Dallas News: Marc Veasey: Immigrants who serve their country shouldn’t get deported
Our country is at a crossroads. As a nation, we strive to embrace and uphold our Constitution, to accept all races and religions, and to welcome our neighbors. But the Trump administration has turned its back on many of our nation’s veterans, teachers and doctors who are unauthorized immigrants.
As representatives of this country, we have been called upon by our fellow Americans, as their elected members of Congress, to hold ourselves to the highest standard. The U.S. Congress has a duty to protect those who have given their blood and sweat to our country. We can and must choose a different path forward.
U.S. immigrants are our fellow Texans; they are teachers in our classrooms inspiring our children to reach higher every day, engineers who design our defense equipment, nurses who care for our families, architects who build our hospitals and schools, and moreover, members of our armed forces who fight for our country overseas.

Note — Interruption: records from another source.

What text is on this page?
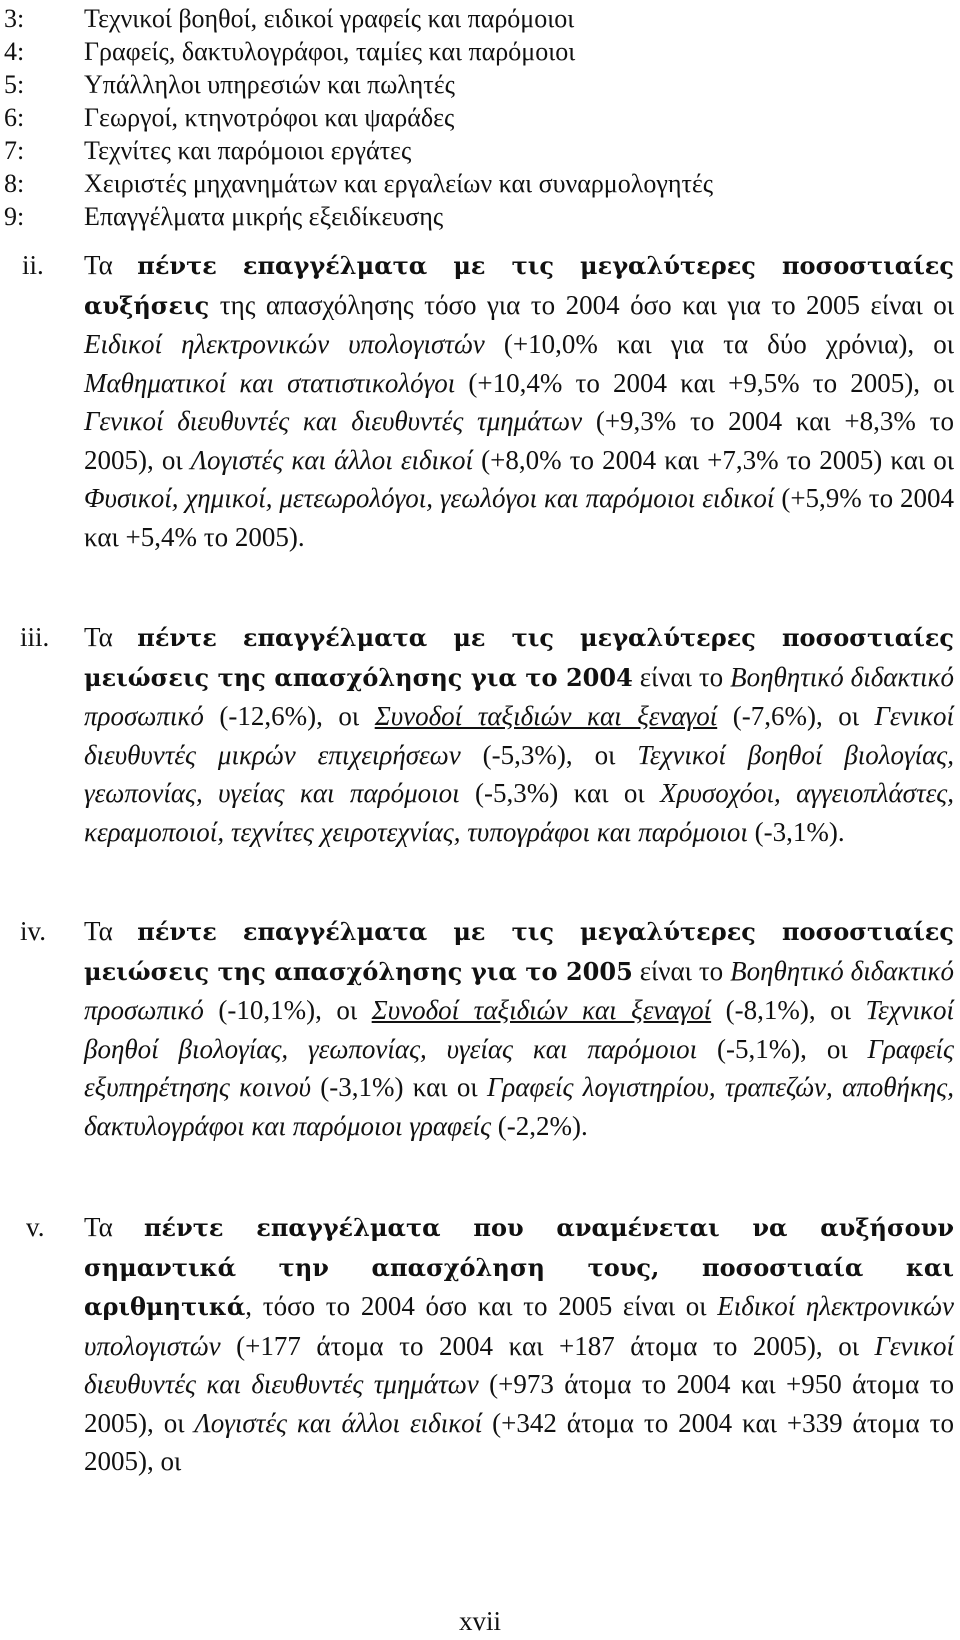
3:	Τεχνικοί βοηθοί, ειδικοί γραφείς και παρόμοιοι
4:	Γραφείς, δακτυλογράφοι, ταμίες και παρόμοιοι
5:	Υπάλληλοι υπηρεσιών και πωλητές
6:	Γεωργοί, κτηνοτρόφοι και ψαράδες
7:	Τεχνίτες και παρόμοιοι εργάτες
8:	Χειριστές μηχανημάτων και εργαλείων και συναρμολογητές
9:	Επαγγέλματα μικρής εξειδίκευσης
ii. Τα πέντε επαγγέλματα με τις μεγαλύτερες ποσοστιαίες αυξήσεις της απασχόλησης τόσο για το 2004 όσο και για το 2005 είναι οι Ειδικοί ηλεκτρονικών υπολογιστών (+10,0% και για τα δύο χρόνια), οι Μαθηματικοί και στατιστικολόγοι (+10,4% το 2004 και +9,5% το 2005), οι Γενικοί διευθυντές και διευθυντές τμημάτων (+9,3% το 2004 και +8,3% το 2005), οι Λογιστές και άλλοι ειδικοί (+8,0% το 2004 και +7,3% το 2005) και οι Φυσικοί, χημικοί, μετεωρολόγοι, γεωλόγοι και παρόμοιοι ειδικοί (+5,9% το 2004 και +5,4% το 2005).
iii. Τα πέντε επαγγέλματα με τις μεγαλύτερες ποσοστιαίες μειώσεις της απασχόλησης για το 2004 είναι το Βοηθητικό διδακτικό προσωπικό (-12,6%), οι Συνοδοί ταξιδιών και ξεναγοί (-7,6%), οι Γενικοί διευθυντές μικρών επιχειρήσεων (-5,3%), οι Τεχνικοί βοηθοί βιολογίας, γεωπονίας, υγείας και παρόμοιοι (-5,3%) και οι Χρυσοχόοι, αγγειοπλάστες, κεραμοποιοί, τεχνίτες χειροτεχνίας, τυπογράφοι και παρόμοιοι (-3,1%).
iv. Τα πέντε επαγγέλματα με τις μεγαλύτερες ποσοστιαίες μειώσεις της απασχόλησης για το 2005 είναι το Βοηθητικό διδακτικό προσωπικό (-10,1%), οι Συνοδοί ταξιδιών και ξεναγοί (-8,1%), οι Τεχνικοί βοηθοί βιολογίας, γεωπονίας, υγείας και παρόμοιοι (-5,1%), οι Γραφείς εξυπηρέτησης κοινού (-3,1%) και οι Γραφείς λογιστηρίου, τραπεζών, αποθήκης, δακτυλογράφοι και παρόμοιοι γραφείς (-2,2%).
v. Τα πέντε επαγγέλματα που αναμένεται να αυξήσουν σημαντικά την απασχόληση τους, ποσοστιαία και αριθμητικά, τόσο το 2004 όσο και το 2005 είναι οι Ειδικοί ηλεκτρονικών υπολογιστών (+177 άτομα το 2004 και +187 άτομα το 2005), οι Γενικοί διευθυντές και διευθυντές τμημάτων (+973 άτομα το 2004 και +950 άτομα το 2005), οι Λογιστές και άλλοι ειδικοί (+342 άτομα το 2004 και +339 άτομα το 2005), οι
xvii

Military service has always been an honorable path toward citizenship in this country, and immigrants without citizenship can enlist in our armed forces. However, despite their honorable service to our country, some veterans are deported after they complete their time in the military. As a member of the Armed Services Committee, I introduced several amendments to the 2019 National Defense Authorization Act to protect veterans and active duty service members from deportation.
My first amendment would prohibit the deportation of an immigrant whose spouse is on active duty. The second amendment would ensure that service branches assist soldiers in finishing the steps they need to take toward citizenship before discharge. These commonsense ideas not only would improve military readiness, but would ensure that we are not abandoning the men and women who have served our great country.
Not only has the Trump administration turned its back on veterans and service member families, it has begun deporting Deferred Action for Childhood Arrivals recipients, who have only known the U.S. as home.
This important program, DACA, has given more than 200,000 young Texans the chance to come forward, pass background checks, and live and work legally in this country.
However, after abruptly ending the program last year, the Trump administration has instructed Immigration and Customs Enforcement to begin deportations that tear families apart. American Families United estimates as many as 11,800 military families may face deportation proceedings.
I have stood beside North Texas Dreamers, immigrants who came to the U.S. illegally as children, and the entire immigrant community in Texas, which includes many veterans. To deny these Dreamers, who are being deployed for active duty or veterans who have fought for our country, the opportunity to continue to live in the U.S., is unfathomable. It stands in stark contrast to our nation’s core values.
American diversity and patriotism provide a foundation for young immigrants to turn their skills and education into their own vision of the American dream. We need to support and expand forward-thinking programs like DACA and protect those who have served in our armed forces. Only by protecting these fellow Americans can we move our country forward.
I, along with 195 of my House Democrat and Republican colleagues, have stood up to the president and signed a discharge petition for a vote without delay on commonsense immigration reform.
We must take action.
President Donald Trump needs to remember this: Immigrants are the bedrock of this country. They are what truly makes America great, and attempting to abolish their patriotism and demoralize the communities that established this country will only impede progress. We can’t take any more steps back; we need to keep moving forward and to take care of our own, and that starts with protections for our active duty service members and veterans, and a clean Dream Act, now.
Congressman Marc Veasey represents Texas’ 33rd Congressional District in the U.S. House of Representatives. He wrote this column for The Dallas Morning News.